Le roman procède dès lors par mises en abîme, chaque chapitre s’ouvrant sur le suivant à la manière de poupées russes. Les personnages sont pris dans un jeu de citations, devenant presque interchangeables, et cela d’une façon d’autant plus éloquente que l’auteur affuble l’un d’entre eux – l’adversaire invisible du narrateur – de son propre patronyme. Paradoxalement, il apparaît que la découverte de ce Philip de Vries, double inopportun de Friso de Vos, donne l’occasion à ce dernier de révéler ses côtés les plus obscurs.

Quiproquo et rivalités

Ainsi le narrateur n’hésite-t-il pas à se rendre à un colloque à Vienne lorsqu’il apprend que de Vries y est programmé. Profitant des largesses d’une mécène américaine, oubliant ses peines de cœur à coups de whisky, il adopte en Autriche une vie construite de toutes pièces. Se faisant passer pour son rival qu’il n’a jamais rencontré, il provoque avec délice une série de situations cocasses et saugrenues, dont l’objectif n’est autre que de ridiculiser durablement Philip de Vries. Un petit jeu qui se termine de façon aussi abrupte qu’il a commencé, lorsque Friso devient la victime d’un coup monté par des détracteurs de Brik croyant faire chanter Philip de Vries. Du scénario à la James Bond, avec hôtel de luxe et femme fatale, le livre bascule définitivement dans le terrain de l’absurde.

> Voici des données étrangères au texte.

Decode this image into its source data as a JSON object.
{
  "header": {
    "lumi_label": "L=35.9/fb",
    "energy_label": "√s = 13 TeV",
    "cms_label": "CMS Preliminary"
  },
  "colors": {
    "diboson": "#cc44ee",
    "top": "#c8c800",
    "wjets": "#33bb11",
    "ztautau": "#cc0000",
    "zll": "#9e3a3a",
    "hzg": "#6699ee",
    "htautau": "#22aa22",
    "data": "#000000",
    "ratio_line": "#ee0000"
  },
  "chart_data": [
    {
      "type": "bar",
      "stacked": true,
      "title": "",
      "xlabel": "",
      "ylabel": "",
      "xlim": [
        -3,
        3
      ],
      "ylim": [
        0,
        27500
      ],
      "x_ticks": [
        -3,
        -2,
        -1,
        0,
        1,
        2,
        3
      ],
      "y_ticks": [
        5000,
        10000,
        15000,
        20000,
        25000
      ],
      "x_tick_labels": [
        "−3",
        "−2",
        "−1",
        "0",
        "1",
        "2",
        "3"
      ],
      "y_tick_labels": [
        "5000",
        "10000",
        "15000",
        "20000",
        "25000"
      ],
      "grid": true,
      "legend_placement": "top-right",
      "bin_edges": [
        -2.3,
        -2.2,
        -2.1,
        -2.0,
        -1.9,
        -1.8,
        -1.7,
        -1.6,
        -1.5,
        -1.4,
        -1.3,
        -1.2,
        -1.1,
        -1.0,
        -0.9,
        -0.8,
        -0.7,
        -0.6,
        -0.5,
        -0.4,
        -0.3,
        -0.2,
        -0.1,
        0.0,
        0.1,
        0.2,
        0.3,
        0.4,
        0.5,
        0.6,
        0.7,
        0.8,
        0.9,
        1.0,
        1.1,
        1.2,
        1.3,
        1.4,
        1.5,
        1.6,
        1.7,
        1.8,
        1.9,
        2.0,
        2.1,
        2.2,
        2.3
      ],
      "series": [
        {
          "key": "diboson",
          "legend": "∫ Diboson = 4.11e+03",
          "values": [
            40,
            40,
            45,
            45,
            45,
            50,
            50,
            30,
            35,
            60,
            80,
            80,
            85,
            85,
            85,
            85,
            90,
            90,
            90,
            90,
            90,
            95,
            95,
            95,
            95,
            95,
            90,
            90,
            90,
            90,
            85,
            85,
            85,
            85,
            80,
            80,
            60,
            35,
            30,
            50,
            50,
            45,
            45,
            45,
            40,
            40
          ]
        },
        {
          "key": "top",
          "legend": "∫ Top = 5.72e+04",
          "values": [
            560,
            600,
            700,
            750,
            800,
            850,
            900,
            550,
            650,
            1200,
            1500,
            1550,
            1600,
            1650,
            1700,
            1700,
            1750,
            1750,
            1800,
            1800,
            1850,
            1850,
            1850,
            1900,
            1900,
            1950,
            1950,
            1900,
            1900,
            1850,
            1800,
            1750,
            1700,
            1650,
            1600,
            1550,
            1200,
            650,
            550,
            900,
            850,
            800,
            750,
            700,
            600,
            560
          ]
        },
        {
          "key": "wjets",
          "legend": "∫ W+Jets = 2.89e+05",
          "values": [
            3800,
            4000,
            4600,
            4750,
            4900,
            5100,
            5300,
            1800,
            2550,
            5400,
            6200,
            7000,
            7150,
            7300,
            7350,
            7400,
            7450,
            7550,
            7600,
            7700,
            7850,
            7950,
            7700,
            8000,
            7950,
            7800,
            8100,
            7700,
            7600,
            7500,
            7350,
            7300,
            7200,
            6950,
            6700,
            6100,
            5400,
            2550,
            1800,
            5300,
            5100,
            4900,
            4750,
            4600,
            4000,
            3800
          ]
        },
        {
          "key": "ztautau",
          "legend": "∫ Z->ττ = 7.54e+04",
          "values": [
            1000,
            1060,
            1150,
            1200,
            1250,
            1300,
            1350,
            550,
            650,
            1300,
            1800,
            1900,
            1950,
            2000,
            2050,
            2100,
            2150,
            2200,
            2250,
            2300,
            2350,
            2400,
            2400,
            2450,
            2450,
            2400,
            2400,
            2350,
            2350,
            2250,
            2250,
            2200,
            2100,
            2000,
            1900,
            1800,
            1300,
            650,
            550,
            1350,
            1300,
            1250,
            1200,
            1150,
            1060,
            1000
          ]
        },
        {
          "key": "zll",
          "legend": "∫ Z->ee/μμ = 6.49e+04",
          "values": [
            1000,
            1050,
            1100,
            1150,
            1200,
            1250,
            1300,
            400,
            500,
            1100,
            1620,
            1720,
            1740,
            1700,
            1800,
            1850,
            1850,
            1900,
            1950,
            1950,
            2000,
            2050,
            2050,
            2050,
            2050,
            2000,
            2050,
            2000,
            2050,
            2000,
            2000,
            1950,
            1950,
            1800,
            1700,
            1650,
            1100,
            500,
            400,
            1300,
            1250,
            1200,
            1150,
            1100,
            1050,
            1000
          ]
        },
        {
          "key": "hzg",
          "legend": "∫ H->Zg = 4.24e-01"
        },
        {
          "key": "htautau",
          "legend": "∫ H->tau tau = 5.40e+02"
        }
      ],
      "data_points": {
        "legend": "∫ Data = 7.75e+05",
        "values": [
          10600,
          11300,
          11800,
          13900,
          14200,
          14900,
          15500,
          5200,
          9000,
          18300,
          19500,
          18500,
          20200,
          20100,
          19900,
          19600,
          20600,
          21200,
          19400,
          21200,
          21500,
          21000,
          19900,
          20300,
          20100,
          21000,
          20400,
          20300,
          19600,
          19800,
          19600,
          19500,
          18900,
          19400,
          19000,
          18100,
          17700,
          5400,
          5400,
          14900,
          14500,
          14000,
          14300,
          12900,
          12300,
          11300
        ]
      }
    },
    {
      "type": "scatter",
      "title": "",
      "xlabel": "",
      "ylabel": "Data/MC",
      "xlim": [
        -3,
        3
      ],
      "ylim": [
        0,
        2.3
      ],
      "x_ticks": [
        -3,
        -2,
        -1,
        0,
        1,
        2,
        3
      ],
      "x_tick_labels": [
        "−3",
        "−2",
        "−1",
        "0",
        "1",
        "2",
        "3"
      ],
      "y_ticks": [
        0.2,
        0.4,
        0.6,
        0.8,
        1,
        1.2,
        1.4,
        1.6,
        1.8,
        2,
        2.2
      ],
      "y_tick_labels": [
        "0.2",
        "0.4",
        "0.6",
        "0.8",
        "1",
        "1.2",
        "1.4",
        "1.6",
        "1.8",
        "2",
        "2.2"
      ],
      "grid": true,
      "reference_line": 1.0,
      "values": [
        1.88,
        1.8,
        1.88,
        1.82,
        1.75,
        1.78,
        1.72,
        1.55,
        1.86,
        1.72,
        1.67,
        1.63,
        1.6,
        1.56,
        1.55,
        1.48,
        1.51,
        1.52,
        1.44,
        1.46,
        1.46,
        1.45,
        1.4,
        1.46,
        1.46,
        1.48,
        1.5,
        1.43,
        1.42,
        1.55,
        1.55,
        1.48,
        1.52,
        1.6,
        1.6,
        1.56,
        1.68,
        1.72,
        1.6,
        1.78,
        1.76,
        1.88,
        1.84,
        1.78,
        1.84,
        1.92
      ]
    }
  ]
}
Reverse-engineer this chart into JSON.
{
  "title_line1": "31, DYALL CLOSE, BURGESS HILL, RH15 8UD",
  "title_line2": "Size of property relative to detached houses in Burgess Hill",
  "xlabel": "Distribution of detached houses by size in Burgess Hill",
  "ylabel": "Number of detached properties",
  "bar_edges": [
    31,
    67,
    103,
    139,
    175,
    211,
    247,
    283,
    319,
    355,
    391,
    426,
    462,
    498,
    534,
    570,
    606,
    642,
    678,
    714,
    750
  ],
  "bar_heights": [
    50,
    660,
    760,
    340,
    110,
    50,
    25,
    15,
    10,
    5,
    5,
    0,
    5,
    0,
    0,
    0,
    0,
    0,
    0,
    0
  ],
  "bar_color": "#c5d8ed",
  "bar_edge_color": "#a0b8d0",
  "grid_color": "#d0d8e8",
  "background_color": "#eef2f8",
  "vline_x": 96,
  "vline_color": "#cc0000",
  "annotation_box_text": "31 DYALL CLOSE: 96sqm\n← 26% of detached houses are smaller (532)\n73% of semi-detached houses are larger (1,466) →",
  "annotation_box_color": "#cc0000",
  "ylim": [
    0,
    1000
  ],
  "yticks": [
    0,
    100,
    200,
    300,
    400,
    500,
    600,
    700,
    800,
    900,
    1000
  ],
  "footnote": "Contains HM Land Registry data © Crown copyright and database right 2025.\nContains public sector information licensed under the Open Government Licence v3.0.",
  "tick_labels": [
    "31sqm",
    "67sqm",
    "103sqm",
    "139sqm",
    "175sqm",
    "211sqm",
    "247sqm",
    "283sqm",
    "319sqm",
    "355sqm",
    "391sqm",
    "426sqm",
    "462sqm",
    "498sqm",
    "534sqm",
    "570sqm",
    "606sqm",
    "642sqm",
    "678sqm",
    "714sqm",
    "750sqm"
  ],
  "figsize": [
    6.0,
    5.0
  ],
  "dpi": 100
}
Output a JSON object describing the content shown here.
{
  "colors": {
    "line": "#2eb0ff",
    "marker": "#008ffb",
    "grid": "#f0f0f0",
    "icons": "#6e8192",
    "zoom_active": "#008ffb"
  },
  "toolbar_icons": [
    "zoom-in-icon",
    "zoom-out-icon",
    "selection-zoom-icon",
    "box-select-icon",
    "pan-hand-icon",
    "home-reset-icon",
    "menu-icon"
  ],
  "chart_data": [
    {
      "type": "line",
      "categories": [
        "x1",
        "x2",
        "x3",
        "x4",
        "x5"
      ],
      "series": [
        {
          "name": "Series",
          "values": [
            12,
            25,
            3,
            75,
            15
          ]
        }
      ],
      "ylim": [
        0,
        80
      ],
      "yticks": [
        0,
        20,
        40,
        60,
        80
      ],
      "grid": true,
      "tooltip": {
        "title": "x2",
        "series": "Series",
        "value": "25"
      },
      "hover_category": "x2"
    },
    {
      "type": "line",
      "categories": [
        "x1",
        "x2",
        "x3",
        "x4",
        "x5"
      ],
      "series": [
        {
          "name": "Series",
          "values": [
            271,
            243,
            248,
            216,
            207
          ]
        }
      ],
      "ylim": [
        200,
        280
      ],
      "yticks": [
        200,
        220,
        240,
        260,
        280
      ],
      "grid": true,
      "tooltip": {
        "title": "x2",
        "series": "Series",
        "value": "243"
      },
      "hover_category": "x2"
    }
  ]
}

«Dis-moi franchement, Friso. Qui es-tu: mon dauphin ou mon Robespierre?», demandait parfois Brik à son protégé sur le ton de la boutade. Le mot était pourtant prophétique: dans la sphère académique, où qui l’on est s’avère bien moins important que la manière dont on se dévoile, les identités deviennent fluides. Une fois passés au crible de la rhétorique, sauveur et tyran ne font plus qu’un. Tout dépend, en somme, de la complexité du métadiscours qui leur est accordé.


Joost de Vries, «L’Héritier», traduction du néerlandais par Emmanuèle Sandron, Plon, 256 p.